Jacqueline Kennedy Entertains: The Art of the White House Dinner

For Immediate Release: October 31, 2006
Further information: Brent R. Carney (617) 514-1662, Brent.Carney@JFKLFoundation.org

Boston MA – On April 12, 2007 the Museum at the John F. Kennedy Presidential Library will unveil a new exhibit, Jacqueline Kennedy Entertains: The Art of the White House Dinner. 

This special exhibit will include gowns worn by Jacqueline Kennedy at the White House, including a pink colored silk-dupioni shantung dress worn at a State Dinner honoring the French Minister of Culture, Andre Malraux.   The exhibit will also feature copies of remarks made at dinners by President Kennedy with his own handwritten notes, and examples of table settings used at dinners in the Kennedy White House. In addition, the exhibit will include Mrs. Kennedy's handwritten memos and letters regarding entertainment, guest lists, seating plans, menus, table settings and flower arrangements which will illustrate her personal involvement and attention to detail in planning the events.

When Jacqueline Kennedy became first lady at the age of 31, she brought a new vision of the role the White House can play in the life of the nation.   By 1963, her work to restore the White House rooms and furnishings had transformed it from a place where the president worked and lived into what she called "an emblem of the American Republic."  Under her leadership, The White House became a place of pilgrimage, a place to learn about America's history and culture, a place to showcase America's heritage.  She transformed The White House into a stage to honor American intellectual and cultural achievement, and to celebrate the role of the arts in national life.  

Jacqueline Kennedy Entertains: The Art of the White House Dinner is sponsored by National Amusements.  The media sponsor is WCVB-TV 5.

Jacqueline Kennedy Entertains: The Art of the White House Dinner is just one of the many exciting and inspiring exhibits visitors will find in the Museum at the John F. Kennedy Presidential Library. The Museum’s 25 multimedia exhibits and period settings from the White House offer an exciting “you are there” experience, and create a stirring account of President Kennedy’s thousand days in office. Beginning with 17-minute film narrated by President Kennedy, visitors step back into the recreated world of the early 1960s and witness the first televised presidential debate; accompany first lady Jacqueline Bouvier Kennedy on her televised tour of the White House; sit in on press conferences with the President; relive the thrill of Col. John Glenn’s first orbital mission; stroll through White House corridors; witness Cabinet meetings during the Cuban Missile Crisis, and observe the president’s televised address from the Oval Office on the Civil Rights crisis.

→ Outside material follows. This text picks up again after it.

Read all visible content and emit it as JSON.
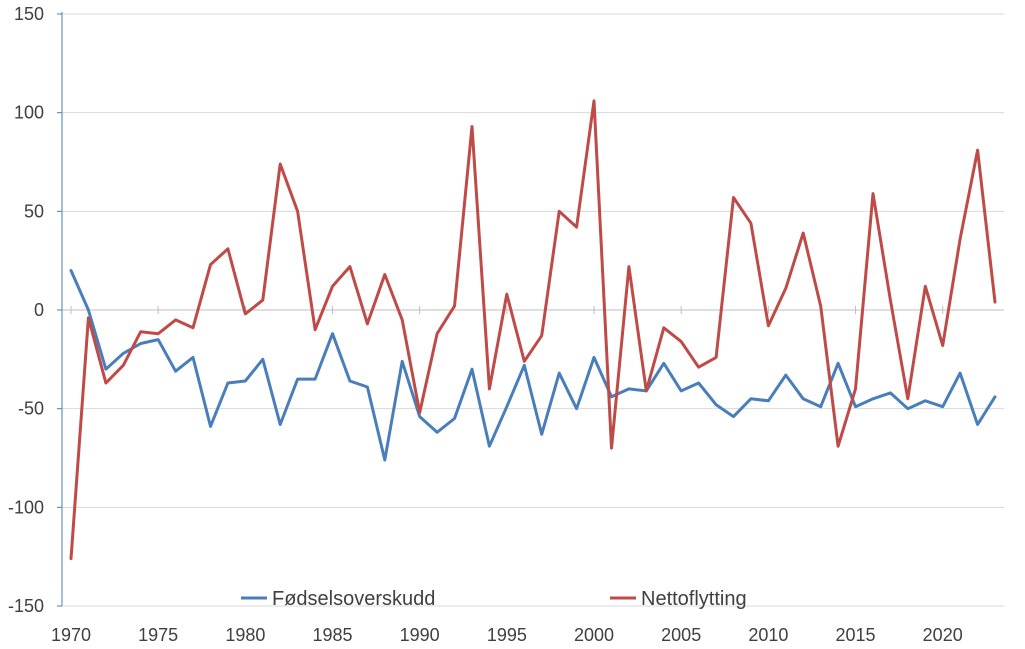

One of Boston’s most popular destinations for visitors from all nations, the architectural masterpiece designed by I.M. Pei sits on a 10-acre waterfront site on Columbia Point offering panoramic views of Boston’s skyline and Harbor Islands.

General admission to the Museum at the John F. Kennedy Presidential Library is $10.00. Admission for seniors over the age of 62 and college students with appropriate identification is $8.00, and for children ages 13-17, $7.00. Children ages 12 and under are admitted for free.

The Kennedy Presidential Library and Museum is open daily from 9:00 a.m. to 5:00 p.m., with the exceptions of Thanksgiving Day, Christmas Day, and New Year’s Day. The Library is located in the Dorchester section of Boston, off Morrissey Boulevard, next to the campus of the University of Massachusetts/Boston. Parking is free. There is free shuttle-service from the JFK/UMass T Stop on the Red Line. The Museum is fully handicapped accessible. For more information, call (866) JFK-1960.

The John F. Kennedy Presidential Library and Museum is a presidential library administered by the National Archives and Records Administration and supported, in part, by the Kennedy Library Foundation, a non-profit organization.